Page 37 of Axel Martin

“You won’t get close. Not without starting an international incident.”

“I’m not asking permission.”

“You’re not hearing me.” His voice lowered. “If she’s with me, she’s already deeper than you can go. But if she sent you that pin, it means she wants you to follow. Because she thinks she won’t make it back.”

I didn’t speak. I couldn’t.

Bishop added, “If you’re serious about finding her, pack light. No attachments. No backup. Just you.”

I ended the call.

And stood there in the stillness of the mountain air, heart racing, knowing exactly what I had to do.

But for the first time in years… I didn’t want to do it alone. I didn’t care what Bishop said, I was calling Fraiser.

34

Lark

He didn’t say it right away.

But I knew. The moment Axel walked back into the cabin, something in him had shifted. The tension in his shoulders wasn’t the usual “SEAL-on-alert” tightness. This was different. He was already gone, and just hadn’t told me yet.

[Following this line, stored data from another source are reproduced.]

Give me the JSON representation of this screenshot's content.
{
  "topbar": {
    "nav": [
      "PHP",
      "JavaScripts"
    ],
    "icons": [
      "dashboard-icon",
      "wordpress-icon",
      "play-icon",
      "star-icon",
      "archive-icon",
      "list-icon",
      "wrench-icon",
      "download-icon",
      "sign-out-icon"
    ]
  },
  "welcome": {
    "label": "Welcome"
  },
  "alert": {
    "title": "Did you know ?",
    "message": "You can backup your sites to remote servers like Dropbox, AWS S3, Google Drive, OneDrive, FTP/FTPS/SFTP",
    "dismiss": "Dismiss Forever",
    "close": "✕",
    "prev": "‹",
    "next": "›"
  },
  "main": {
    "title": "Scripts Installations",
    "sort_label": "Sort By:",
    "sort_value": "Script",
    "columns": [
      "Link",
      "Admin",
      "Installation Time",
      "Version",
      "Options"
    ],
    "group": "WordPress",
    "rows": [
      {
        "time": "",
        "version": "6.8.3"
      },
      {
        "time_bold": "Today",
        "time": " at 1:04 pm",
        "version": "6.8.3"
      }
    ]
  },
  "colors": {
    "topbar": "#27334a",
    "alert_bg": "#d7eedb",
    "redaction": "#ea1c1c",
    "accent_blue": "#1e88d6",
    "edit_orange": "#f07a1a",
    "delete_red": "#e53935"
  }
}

I stood by the fireplace, my hands wrapped around a mug I hadn’t touched in fifteen minutes.

“Where is she?” I asked.

He didn’t answer right away. He moved toward me, slow, deliberate, like he was trying to memorize the room. Me.

“Jordan,” he said finally. “Outside Amman. She met up with someone I used to know. Greg Bishop.”

I stared at him. “You know him.”

“We crossed paths. He’s one of the good ones… in a very gray, morally ambiguous, probably-broke-every-law kind of way.”

“And Marley’s with him?”

“She was. But the file she found? It’s dangerous. She’s in over her head. She knew it. That’s why she sent the pin.”

I nodded slowly. My throat was tight. “You’re going after her.”

He stepped closer, and I hated the way he hesitated—like he wasn’t sure if I’d let him touch me.

“I have to,” he said quietly. “I can’t ignore this. She’s your twin sister. Sure she has long black hair. And you have beautiful red hair. But she’s your blood. I won’t leave her there. Fraiser is going with me. We’ll get her out and come straight home.”

“If it’s this dangerous, you shouldn’t go.”

His eyebrows lifted slightly, surprised.

I set the mug down on the mantel. “I don’t want you to go. But I’d never ask you to stay. Not when someone we care about is in trouble.”

His jaw flexed. “I was prepared to walk away from everything for a while. To just… breathe. Stay here. With you.”

My heart twisted. “That’s the thing about people like us. We don’t really stay still, do we?”

He exhaled hard and reached out, wrapping his arms around me like he could memorize the shape of me in seconds. “You changed everything, Lark. And I don’t say that lightly.”

I pressed my cheek to his chest. “I meant what I said. I want you with me.”